- Captain Jephson Jones (left) and Lieutenant Bill Eastman after being decorated at Buckingham Palace.
- Born: 7 April 1905 Oddington, Oxfordshire
- Died: 27 October 1985 (aged 80) Ferndown, Dorset
- Allegiance: United Kingdom
- Branch: British Army
- Service years: 1925–1960
- Rank: Brigadier
- Service number: 31996
- Unit: Royal Army Ordnance Corps
- Conflicts: Second World War
- Awards: George Cross

= Robert Jephson Jones =

George Cross recipient (1905–1985)

Brigadier Robert Llewellyn Jephson Jones, GC (7 April 1905 – 27 October 1985) was a British Army officer and a recipient of the George Cross.

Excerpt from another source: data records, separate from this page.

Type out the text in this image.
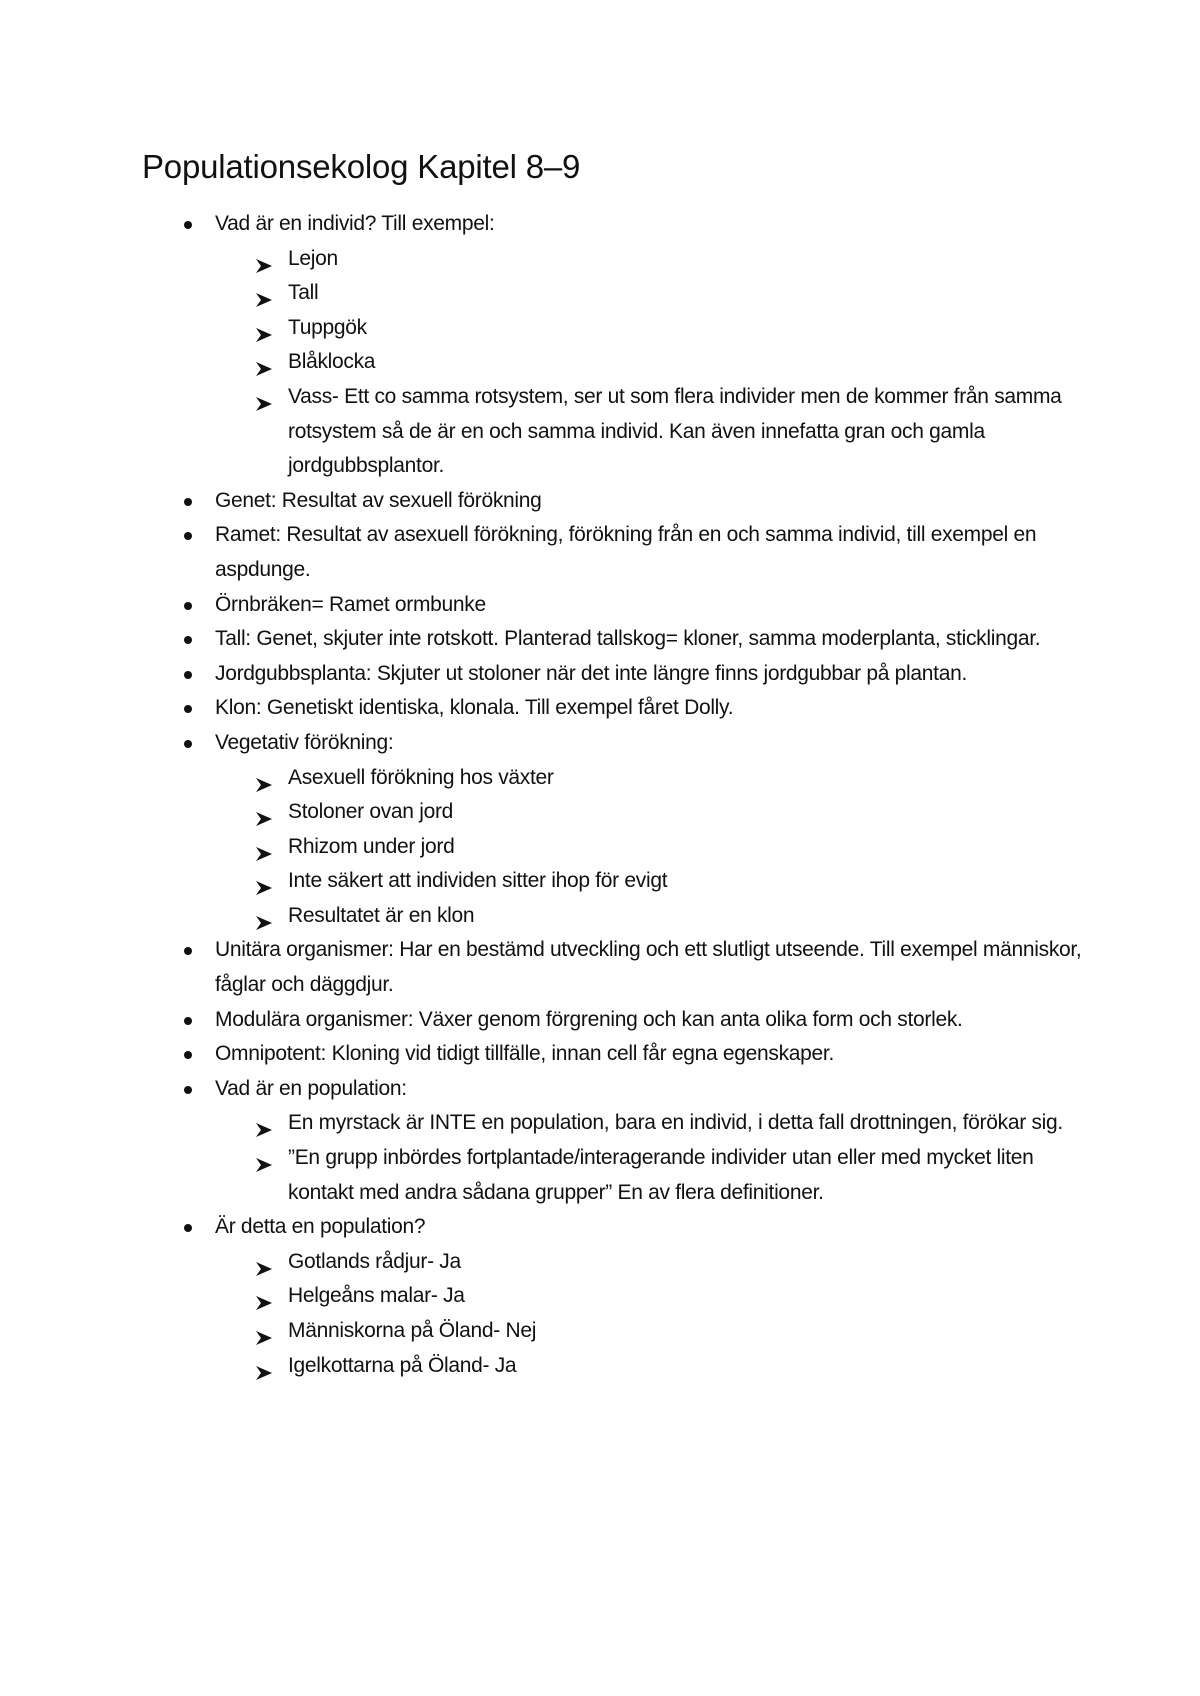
Populationsekolog Kapitel 8–9
Vad är en individ? Till exempel:
Lejon
Tall
Tuppgök
Blåklocka
Vass- Ett co samma rotsystem, ser ut som flera individer men de kommer från samma rotsystem så de är en och samma individ. Kan även innefatta gran och gamla jordgubbsplantor.
Genet: Resultat av sexuell förökning
Ramet: Resultat av asexuell förökning, förökning från en och samma individ, till exempel en aspdunge.
Örnbräken= Ramet ormbunke
Tall: Genet, skjuter inte rotskott. Planterad tallskog= kloner, samma moderplanta, sticklingar.
Jordgubbsplanta: Skjuter ut stoloner när det inte längre finns jordgubbar på plantan.
Klon: Genetiskt identiska, klonala. Till exempel fåret Dolly.
Vegetativ förökning:
Asexuell förökning hos växter
Stoloner ovan jord
Rhizom under jord
Inte säkert att individen sitter ihop för evigt
Resultatet är en klon
Unitära organismer: Har en bestämd utveckling och ett slutligt utseende. Till exempel människor, fåglar och däggdjur.
Modulära organismer: Växer genom förgrening och kan anta olika form och storlek.
Omnipotent: Kloning vid tidigt tillfälle, innan cell får egna egenskaper.
Vad är en population:
En myrstack är INTE en population, bara en individ, i detta fall drottningen, förökar sig.
”En grupp inbördes fortplantade/interagerande individer utan eller med mycket liten kontakt med andra sådana grupper” En av flera definitioner.
Är detta en population?
Gotlands rådjur- Ja
Helgeåns malar- Ja
Människorna på Öland- Nej
Igelkottarna på Öland- Ja
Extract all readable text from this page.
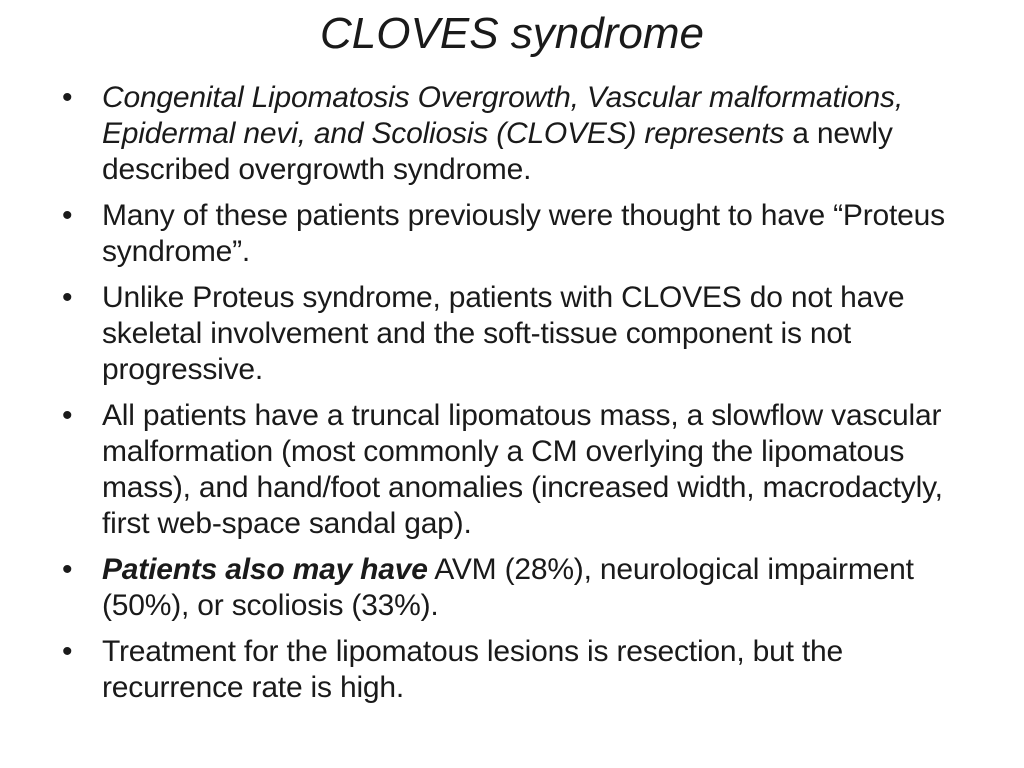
CLOVES syndrome
• Congenital Lipomatosis Overgrowth, Vascular malformations, Epidermal nevi, and Scoliosis (CLOVES) represents a newly described overgrowth syndrome.
• Many of these patients previously were thought to have “Proteus syndrome”.
• Unlike Proteus syndrome, patients with CLOVES do not have skeletal involvement and the soft-tissue component is not progressive.
• All patients have a truncal lipomatous mass, a slowflow vascular malformation (most commonly a CM overlying the lipomatous mass), and hand/foot anomalies (increased width, macrodactyly, first web-space sandal gap).
• Patients also may have AVM (28%), neurological impairment (50%), or scoliosis (33%).
• Treatment for the lipomatous lesions is resection, but the recurrence rate is high.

Along with Lieutenant Bill Eastman, he was awarded the George Cross for incredible courage in dealing with some 275 unexploded bombs on the island of Malta during the Second World War.

==Early life and career==
The son of a clergyman, he was born on 7 April 1905 and began his officer training at Sandhurst in 1923. He was commissioned into the Duke of Wellington's Regiment in 1925, served as Adjutant of the 6th Nigeria Regiment in 1932–34 and joined the RAOC in 1936.

==George Cross citation==
Notice of Jephson Jones and Eastman's awards appeared in The London Gazette on Christmas Eve 1940:

Colonel RL Jephson-Jones, RAOC and Major WM Eastman, RAOC, are awarded the George Cross for a joint achievement (bomb disposal) in Malta during the enemy's concentrated air attacks on the fortress in June to November 1940. On various dates, Captain Jephson-Jones and Lieutenant Eastman, worked under dangerous and trying conditions and performed acts of considerable gallantry in dealing with a large number of variously unexploded bombs, some of which were in a very highly dangerous state and of the German delayed action type.

==Post-war==
Jephson Jones died in Ferndown, Dorset, on 27 October 1985.